Originally Posted by
Coleroad
blue line stock. Red line just the 3/4" spacer. Dark red line is ported intake and spacer.
the laminator would be slightly less than the regularly ported intake. Jason`s R&D showed no real improvement by porting the bottom side of the intake. It actually slowed air velocity going into the cylinder heads. Kenny "camaro " Roberts ports both the front and bottom end of the intake. I don`t believe he`s done the same kind of R&D that Jason had done it.
I personally have both the spacer and ported intake from Jason. There`s been things I`ve had buyers remorse ove, but this wasn`t one of them. I`ve talked to Jason over the phone. He told me that the epoxy he uses in the regular port job. Costs him about $50 per intake he does. That to me makes the laminator a very reasonable option price wise. The laminator is molded plastic instead of epoxy. The laminator is going to get sucked out of its place. The air flow in that spot is actually pushing down on it.

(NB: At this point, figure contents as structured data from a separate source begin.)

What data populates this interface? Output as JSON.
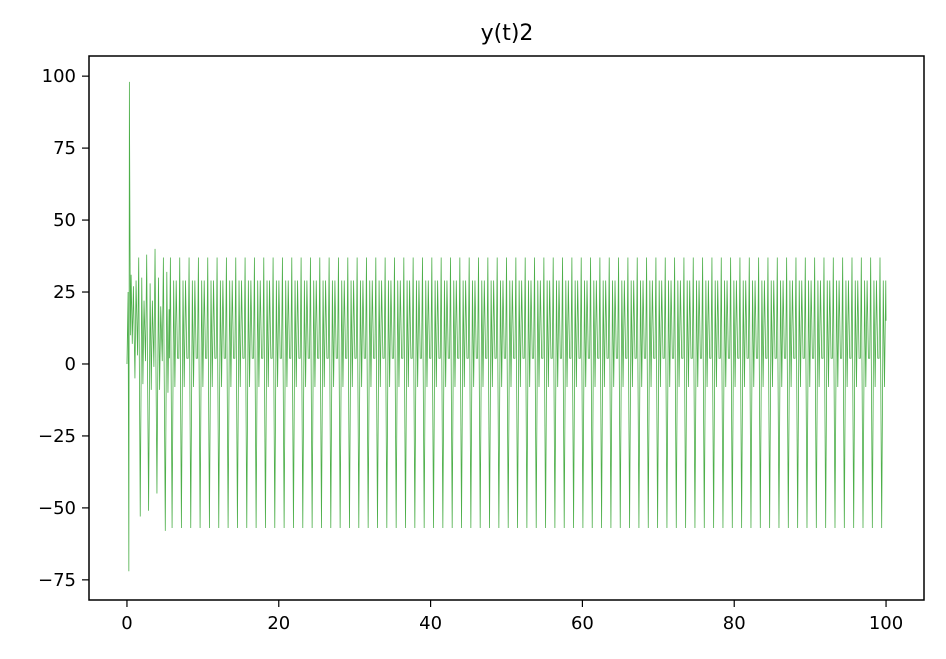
{
  "chart_data": {
    "type": "line",
    "title": "y(t)2",
    "xlabel": "",
    "ylabel": "",
    "xlim": [
      -5,
      105
    ],
    "ylim": [
      -82,
      107
    ],
    "x_ticks": [
      0,
      20,
      40,
      60,
      80,
      100
    ],
    "y_ticks": [
      100,
      75,
      50,
      25,
      0,
      -25,
      -50,
      -75
    ],
    "x_tick_labels": [
      "0",
      "20",
      "40",
      "60",
      "80",
      "100"
    ],
    "y_tick_labels": [
      "100",
      "75",
      "50",
      "25",
      "0",
      "−25",
      "−50",
      "−75"
    ],
    "grid": false,
    "legend": "none",
    "line_color": "#4daf4a",
    "series": [
      {
        "x_start": 0,
        "x_end": 100,
        "transient_points": [
          [
            0.0,
            0
          ],
          [
            0.15,
            25
          ],
          [
            0.25,
            -72
          ],
          [
            0.32,
            98
          ],
          [
            0.45,
            10
          ],
          [
            0.55,
            31
          ],
          [
            0.7,
            7
          ],
          [
            0.85,
            27
          ],
          [
            1.05,
            -5
          ],
          [
            1.2,
            29
          ],
          [
            1.4,
            3
          ],
          [
            1.55,
            37
          ],
          [
            1.75,
            -53
          ],
          [
            1.95,
            30
          ],
          [
            2.1,
            -7
          ],
          [
            2.25,
            22
          ],
          [
            2.45,
            1
          ],
          [
            2.6,
            38
          ],
          [
            2.85,
            -51
          ],
          [
            3.05,
            28
          ],
          [
            3.2,
            -9
          ],
          [
            3.35,
            22
          ],
          [
            3.55,
            -1
          ],
          [
            3.7,
            40
          ],
          [
            3.95,
            -45
          ],
          [
            4.15,
            30
          ],
          [
            4.3,
            -9
          ],
          [
            4.45,
            20
          ],
          [
            4.65,
            1
          ],
          [
            4.8,
            37
          ],
          [
            5.05,
            -58
          ],
          [
            5.25,
            32
          ],
          [
            5.4,
            -10
          ],
          [
            5.55,
            19
          ]
        ],
        "steady_cycle": {
          "start": 5.6,
          "period": 1.23,
          "min": -57,
          "max": 37,
          "shoulder_high": 29,
          "shoulder_low": -8,
          "base": 2
        },
        "end_value": 15
      }
    ]
  }
}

I`m definitely one of those who likes making and doing things myself. This is one of those things that I don`t feel that about. Fluid dynamics is not simple. Very small changes can make big differences. Even at the throttle body opening. Jason doesn`t port it evenly all the way around. He opens it up more on the bottom than the top, because of how the air flows over the throttle plate.
the phenolic spacer I thought was expensive. Till i was told the labor time just for one. Plus the high cost of the phenolic. He has around three hours of cnc, and water jet time into each one. It`s not something stamped out .
If you do decide to do it yourself. When looking at epoxy, resistant doesn`t mean proof. You need something that is oil, gas, solvent, proof.